Namun kesepakatan itu tidak memiliki rincian penting, termasuk pendanaan, sehingga membebani pertemuan COP-29 pada 2024 di Azerbaijan.

Dengan dampak yang semakin cepat seiring dengan hancurnya rekor suhu panas global, para ahli mengatakan pendanaan yang disepakati pada tahun 2024 juga akan memainkan peran penting dalam mendorong pemerintah untuk memperkuat target dekarbonisasi mereka.

Jaber, yang juga menjabat sebagai pimpinan perusahaan minyak nasional Uni Emirat Arab, Abu Dhabi National Oil Company (ADNOC), mengatakan pendanaan adalah pendorong utama perubahan positif dengan kecepatan dan skala yang dibutuhkan.

"Tetapi bukan pendanaan dalam skala normal, kita membutuhkan pendanaan di setiap tingkat," katanya, pada sebuah acara di Paris yang diselenggarakan oleh Badan Energi Internasional atau International Energy Agency (IEA).

Pada tahun 2024, negara-negara diperkirakan akan menetapkan target baru mengenai jumlah dukungan tahunan yang akan diberikan oleh negara-negara kaya kepada negara-negara miskin untuk transisi energi dan adaptasi terhadap dampak iklim mulai tahun 2025.

Gagal Penuhi Target

Kegagalan negara-negara kaya untuk memenuhi target mereka sebelumnya sebesar 100 miliar dollar AS per tahun pada tahun 2020 telah memperburuk kepercayaan, dan ada indikasi target tersebut kemungkinan baru tercapai pada tahun 2022.

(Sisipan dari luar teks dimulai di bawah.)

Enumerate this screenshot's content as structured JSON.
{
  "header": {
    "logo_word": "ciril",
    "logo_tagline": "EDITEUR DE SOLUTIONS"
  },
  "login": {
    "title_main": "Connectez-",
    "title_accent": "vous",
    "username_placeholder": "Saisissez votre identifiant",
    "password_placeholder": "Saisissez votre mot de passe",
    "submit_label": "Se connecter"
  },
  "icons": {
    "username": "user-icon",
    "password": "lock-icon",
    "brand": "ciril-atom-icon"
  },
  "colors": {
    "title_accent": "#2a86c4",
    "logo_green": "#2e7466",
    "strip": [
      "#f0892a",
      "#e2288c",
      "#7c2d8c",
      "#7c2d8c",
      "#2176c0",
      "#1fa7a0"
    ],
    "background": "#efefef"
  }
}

Kini kebutuhan dana sudah jauh melebihi uang yang tersedia. Kelompok ahli pendanaan iklim yang didukung PBB memperkirakan negara-negara berkembang, kecuali Tiongkok perlu mengeluarkan sekitar 2,4 triliun dollar AS per tahun pada akhir dekade ini.

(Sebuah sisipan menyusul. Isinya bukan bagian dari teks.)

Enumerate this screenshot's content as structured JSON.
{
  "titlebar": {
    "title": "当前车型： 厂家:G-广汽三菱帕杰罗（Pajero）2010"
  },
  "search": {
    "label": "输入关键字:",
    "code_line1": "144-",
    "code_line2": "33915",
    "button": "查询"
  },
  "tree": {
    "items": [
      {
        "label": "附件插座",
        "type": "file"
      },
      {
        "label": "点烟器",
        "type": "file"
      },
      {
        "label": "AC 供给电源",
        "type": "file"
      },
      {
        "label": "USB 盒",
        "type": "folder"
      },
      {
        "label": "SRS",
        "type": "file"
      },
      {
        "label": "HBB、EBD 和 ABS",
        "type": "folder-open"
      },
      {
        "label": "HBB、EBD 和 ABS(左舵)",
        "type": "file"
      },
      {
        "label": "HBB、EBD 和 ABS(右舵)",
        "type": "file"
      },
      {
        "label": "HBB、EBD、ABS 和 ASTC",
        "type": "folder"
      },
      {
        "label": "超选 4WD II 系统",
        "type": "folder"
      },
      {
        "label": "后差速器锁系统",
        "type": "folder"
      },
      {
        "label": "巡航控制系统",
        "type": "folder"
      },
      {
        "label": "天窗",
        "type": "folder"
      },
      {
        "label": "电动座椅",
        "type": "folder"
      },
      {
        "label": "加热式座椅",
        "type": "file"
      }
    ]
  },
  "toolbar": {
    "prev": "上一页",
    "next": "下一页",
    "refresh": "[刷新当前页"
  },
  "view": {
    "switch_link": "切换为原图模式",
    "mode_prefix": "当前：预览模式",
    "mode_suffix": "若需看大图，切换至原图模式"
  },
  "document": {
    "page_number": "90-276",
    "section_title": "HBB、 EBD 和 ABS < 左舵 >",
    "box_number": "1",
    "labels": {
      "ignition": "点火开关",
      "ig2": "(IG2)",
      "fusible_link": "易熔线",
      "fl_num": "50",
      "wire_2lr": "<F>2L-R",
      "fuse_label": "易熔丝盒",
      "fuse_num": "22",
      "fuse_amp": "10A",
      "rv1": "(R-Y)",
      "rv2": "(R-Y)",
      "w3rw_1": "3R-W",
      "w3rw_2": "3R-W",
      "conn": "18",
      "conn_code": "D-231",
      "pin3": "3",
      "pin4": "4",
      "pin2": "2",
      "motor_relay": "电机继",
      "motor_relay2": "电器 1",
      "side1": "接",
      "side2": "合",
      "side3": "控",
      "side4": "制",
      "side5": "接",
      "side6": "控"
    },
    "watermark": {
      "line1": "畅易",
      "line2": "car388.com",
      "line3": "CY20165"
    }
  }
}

"Dunia kini harus meningkatkan standar untuk mengatasi tantangan yang kita hadapi," kata Jaber.

Kesadaran akan besarnya dukungan yang dibutuhkan telah menempatkan fokus pada perluasan sumber pendanaan.

Bank Dunia dan Dana Moneter Internasional berada di bawah tekanan untuk memulai reformasi besar-besaran guna menyelaraskan pinjaman mereka dengan tujuan Kesepakatan Paris untuk membatasi pemanasan global pada 1,5 derajat Celsius di atas tingkat pra-industri.

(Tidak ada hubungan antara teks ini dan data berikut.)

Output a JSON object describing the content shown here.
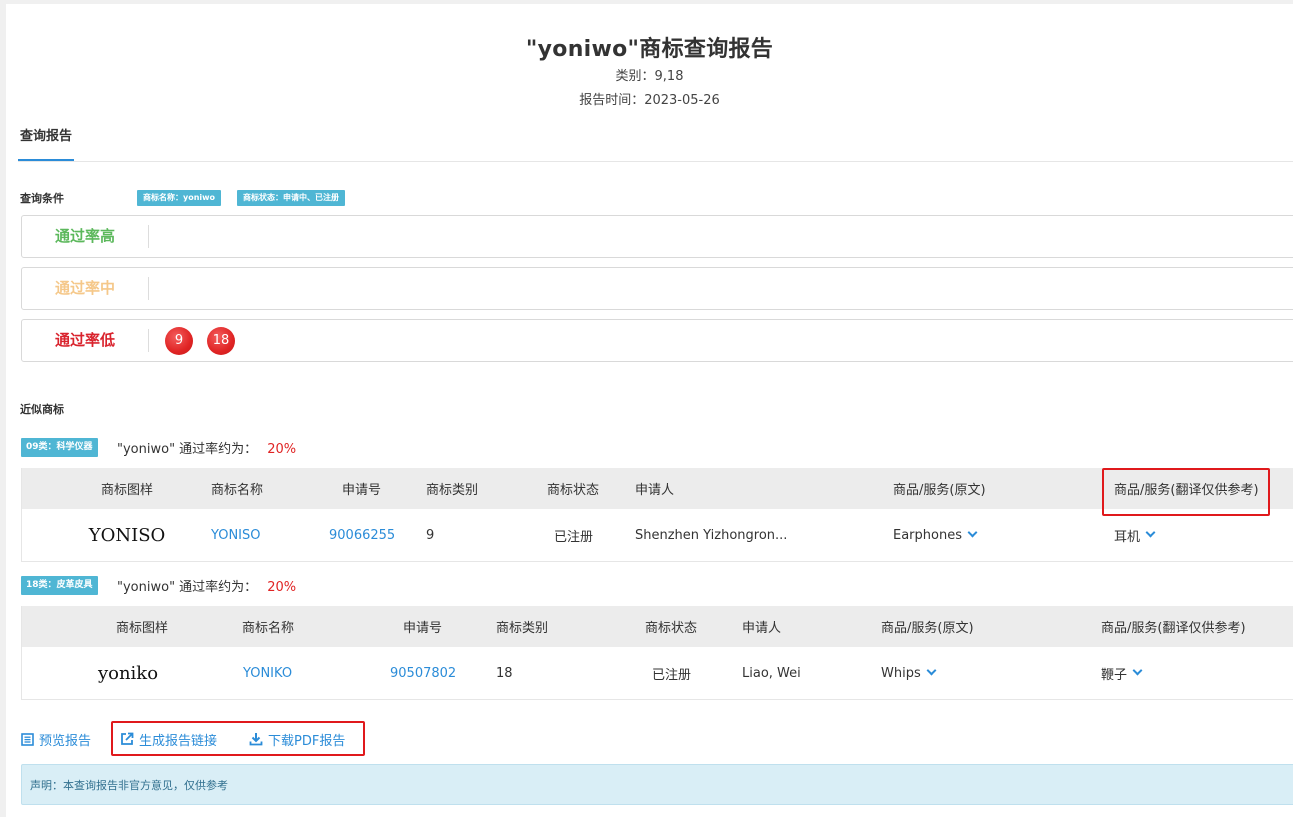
{
  "header": {
    "title": "\"yoniwo\"商标查询报告",
    "class_line": "类别：9,18",
    "date_line": "报告时间：2023-05-26"
  },
  "tab": {
    "label": "查询报告"
  },
  "conditions": {
    "label": "查询条件",
    "tags": [
      "商标名称：yoniwo",
      "商标状态：申请中、已注册"
    ],
    "rates": [
      {
        "label": "通过率高",
        "color": "#5cb85c",
        "classes": []
      },
      {
        "label": "通过率中",
        "color": "#f5c88a",
        "classes": []
      },
      {
        "label": "通过率低",
        "color": "#d9232d",
        "classes": [
          "9",
          "18"
        ]
      }
    ]
  },
  "similar": {
    "label": "近似商标",
    "groups": [
      {
        "tag": "09类：科学仪器",
        "text": "\"yoniwo\" 通过率约为：",
        "percent": "20%",
        "headers": [
          "商标图样",
          "商标名称",
          "申请号",
          "商标类别",
          "商标状态",
          "申请人",
          "商品/服务(原文)",
          "商品/服务(翻译仅供参考)"
        ],
        "row": {
          "logo": "YONISO",
          "name": "YONISO",
          "app_no": "90066255",
          "class": "9",
          "status": "已注册",
          "applicant": "Shenzhen Yizhongron...",
          "goods_en": "Earphones",
          "goods_cn": "耳机"
        }
      },
      {
        "tag": "18类：皮革皮具",
        "text": "\"yoniwo\" 通过率约为：",
        "percent": "20%",
        "headers": [
          "商标图样",
          "商标名称",
          "申请号",
          "商标类别",
          "商标状态",
          "申请人",
          "商品/服务(原文)",
          "商品/服务(翻译仅供参考)"
        ],
        "row": {
          "logo": "yoniko",
          "name": "YONIKO",
          "app_no": "90507802",
          "class": "18",
          "status": "已注册",
          "applicant": "Liao, Wei",
          "goods_en": "Whips",
          "goods_cn": "鞭子"
        }
      }
    ]
  },
  "actions": {
    "preview": "预览报告",
    "link": "生成报告链接",
    "pdf": "下载PDF报告"
  },
  "notice": "声明：本查询报告非官方意见，仅供参考",
  "colors": {
    "accent": "#2b8cd8",
    "tag_bg": "#4fb6d4",
    "danger": "#e02424",
    "highlight_box": "#e0191c"
  }
}
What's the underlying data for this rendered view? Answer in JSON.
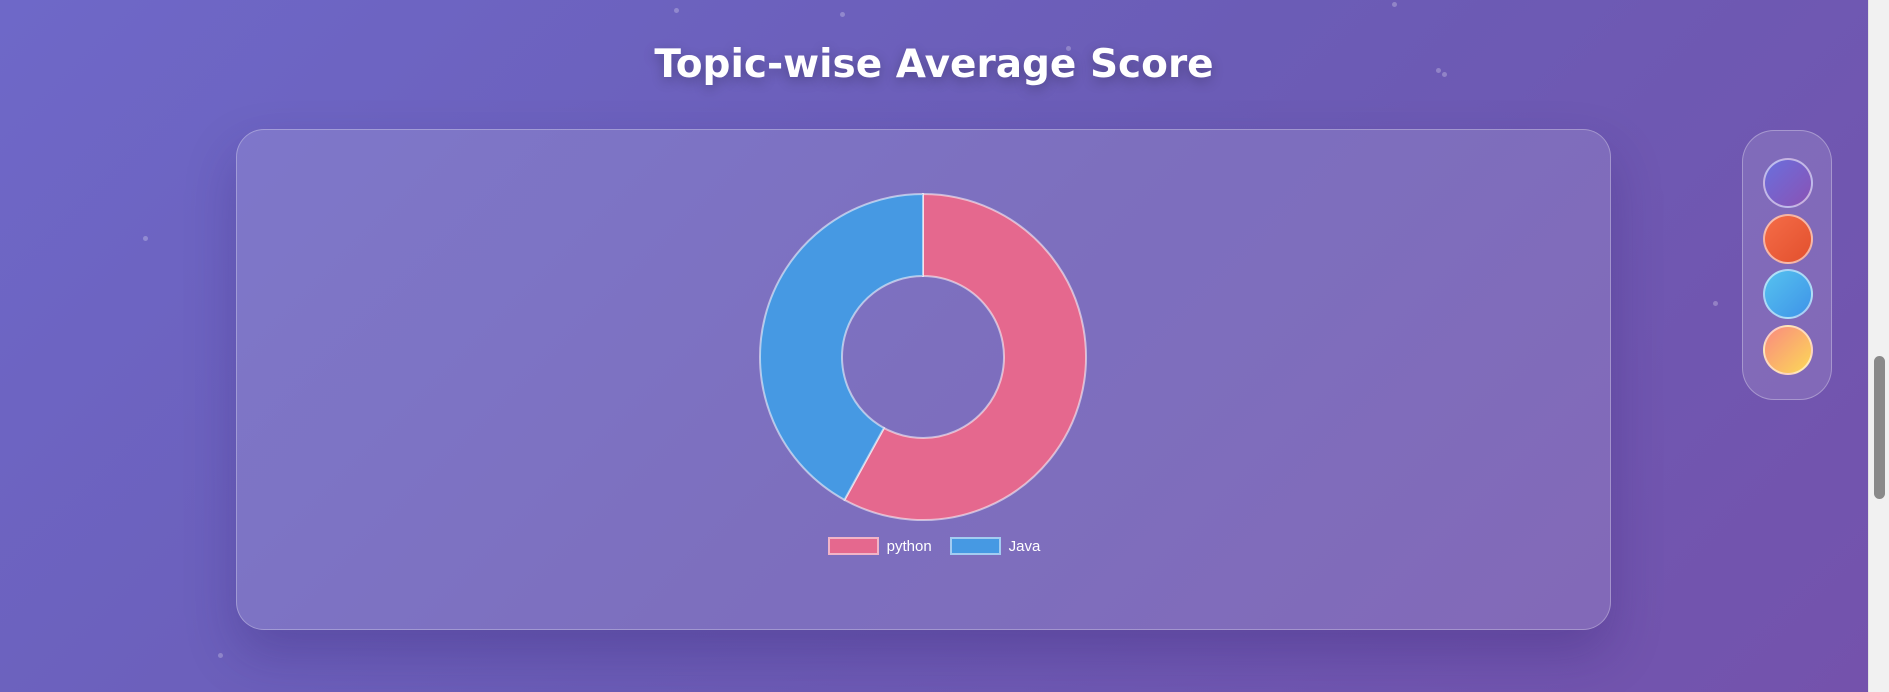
{
  "page": {
    "title": "Topic-wise Average Score"
  },
  "chart_data": {
    "type": "pie",
    "variant": "doughnut",
    "title": "",
    "categories": [
      "python",
      "Java"
    ],
    "values": [
      58,
      42
    ],
    "colors": [
      "#e5688e",
      "#4699e3"
    ],
    "legend": {
      "placement": "bottom",
      "entries": [
        "python",
        "Java"
      ]
    }
  },
  "theme_picker": {
    "options": [
      {
        "name": "purple-blue",
        "colors": [
          "#6a6fdd",
          "#8a52b4"
        ]
      },
      {
        "name": "orange-red",
        "colors": [
          "#f56c48",
          "#e2502d"
        ]
      },
      {
        "name": "sky-blue",
        "colors": [
          "#56c2ef",
          "#3e93e8"
        ]
      },
      {
        "name": "peach-yellow",
        "colors": [
          "#f98a7f",
          "#fcd957"
        ]
      }
    ]
  }
}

Inisiatif lain yang sedang dibahas termasuk perpajakan baru, terutama pada industri yang menimbulkan polusi, serta mengalihkan subsidi bahan bakar fosil ke pembangunan ramah lingkungan. Jaber memperingatkan ada risiko momentum politik dapat hilang dan kemudian memudar atau hilang di antara COPs.

Tahun 2024 dapat menimbulkan ketidakpastian yang signifikan karena sekitar separuh penduduk dunia menyaksikan pemilu di negara mereka masing-masing, termasuk di Amerika Serikat, Uni Eropa, dan Russia.

Sementara itu, krisis seperti invasi Russia ke Ukraina dan konflik antara Israel dan Hamas memicu gejolak internasional.

Laurent Fabius, yang sebelumnya menjabat sebagai Menteri Luar Negeri Prancis dan presiden pertemuan COP-21 di Paris, memperingatkan ketidakpastian politik mengaburkan gambaran pembicaraan iklim tahun ini di Baku.